Methodologies & Frameworks

  • AI for All Workforce Scaling Policy Toolkit — AVPN-developed guide for designing AI skilling initiatives, covering needs identification, skills gap assessment, workforce roadmap implementation, and monitoring/evaluation (QR code provided in session for download)
  • DPI (Digital Public Infrastructure) approach — India's model for AI development, noted as replicable globally
  • Labor market data twins — using AI to actively, regularly model how actual labor markets are changing
  • Sector-specific pilot approach — e.g., agritech platform partnerships to track adoption and yield changes
  • Blended quantitative/qualitative labor data — mixing statistics with granular stakeholder consultation for policy-relevant insights
  • Online job vacancy analysis — using AI to analyze emerging labor market needs in real-time (timely but expensive in terms of data processing and human capital)

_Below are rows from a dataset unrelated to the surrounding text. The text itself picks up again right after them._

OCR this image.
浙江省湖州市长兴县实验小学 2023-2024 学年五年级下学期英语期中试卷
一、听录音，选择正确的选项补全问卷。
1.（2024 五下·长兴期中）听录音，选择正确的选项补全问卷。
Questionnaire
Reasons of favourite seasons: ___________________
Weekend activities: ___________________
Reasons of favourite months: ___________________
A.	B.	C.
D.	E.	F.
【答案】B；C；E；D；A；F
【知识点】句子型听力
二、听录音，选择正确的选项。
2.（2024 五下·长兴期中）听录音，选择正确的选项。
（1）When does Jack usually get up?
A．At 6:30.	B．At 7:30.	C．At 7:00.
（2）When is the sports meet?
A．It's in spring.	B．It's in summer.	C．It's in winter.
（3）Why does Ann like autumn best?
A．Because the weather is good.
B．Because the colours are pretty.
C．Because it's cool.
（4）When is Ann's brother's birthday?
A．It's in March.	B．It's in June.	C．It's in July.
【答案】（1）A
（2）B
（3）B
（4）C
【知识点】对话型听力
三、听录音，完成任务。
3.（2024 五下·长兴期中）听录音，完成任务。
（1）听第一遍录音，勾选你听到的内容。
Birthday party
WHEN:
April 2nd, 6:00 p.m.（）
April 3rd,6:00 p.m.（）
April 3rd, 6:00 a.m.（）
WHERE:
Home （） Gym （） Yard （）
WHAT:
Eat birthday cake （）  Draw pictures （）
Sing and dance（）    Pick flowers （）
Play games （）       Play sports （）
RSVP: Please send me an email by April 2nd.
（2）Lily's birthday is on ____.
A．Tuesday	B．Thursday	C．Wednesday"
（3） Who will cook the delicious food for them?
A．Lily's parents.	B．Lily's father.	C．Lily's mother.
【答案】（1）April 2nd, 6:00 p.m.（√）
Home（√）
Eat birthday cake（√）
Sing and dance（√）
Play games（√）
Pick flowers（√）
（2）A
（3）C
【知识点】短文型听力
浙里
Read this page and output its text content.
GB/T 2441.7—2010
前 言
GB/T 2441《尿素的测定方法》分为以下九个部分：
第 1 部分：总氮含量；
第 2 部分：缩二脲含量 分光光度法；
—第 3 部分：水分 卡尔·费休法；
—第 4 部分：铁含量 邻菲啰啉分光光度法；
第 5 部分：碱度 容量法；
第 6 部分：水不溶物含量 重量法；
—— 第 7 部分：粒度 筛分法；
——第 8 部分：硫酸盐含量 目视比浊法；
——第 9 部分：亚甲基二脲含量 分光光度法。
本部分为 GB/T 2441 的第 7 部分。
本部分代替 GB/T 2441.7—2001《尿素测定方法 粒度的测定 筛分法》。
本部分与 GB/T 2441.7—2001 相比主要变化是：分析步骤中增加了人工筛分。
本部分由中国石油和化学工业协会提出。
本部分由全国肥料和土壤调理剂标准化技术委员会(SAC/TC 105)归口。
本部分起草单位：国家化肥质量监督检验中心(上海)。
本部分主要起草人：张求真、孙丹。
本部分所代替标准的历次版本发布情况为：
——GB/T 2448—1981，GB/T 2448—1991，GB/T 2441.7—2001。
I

Key Metrics & Data Elements

  • AI adoption gap: Global North adoption is ~2x higher than Global South
  • Skill barrier to AI adoption: 40% of manufacturing/finance firms, 50% of SMEs cannot adopt due to workforce skills
  • Gender AI technology reach: Less than 10% of AI technology in Asia reaches women (per AVPN landscape mapping)
  • South Asian youth skills deficit: 54% of South Asian youth lack skills for decent jobs
  • Informal sector employment: 70-80% of Global South employment is in MSMEs
  • Training effectiveness: Workers receiving employer training show better outcomes on AI impact on job quality and performance

Policy & Credential Standards

  • Micro-credentials — stackable, portable, employer-recognized training units
  • Skill India Digital Hub — India's platform integrating digital credentials
  • Mutually recognized regional credentials frameworks — proposed for cross-country labor mobility in Asia-Pacific
  • Gender-disaggregated income tracking — proposed as annual measurement standard for skilling program outcomes

Note on Transcript Quality: This transcript contains some repetition and speech artifacts (e.g., phrases repeated three times: "global south? global south? global south?"; "thing. thing. thing."). The summary reflects the substantive content while filtering out these mechanical repetitions.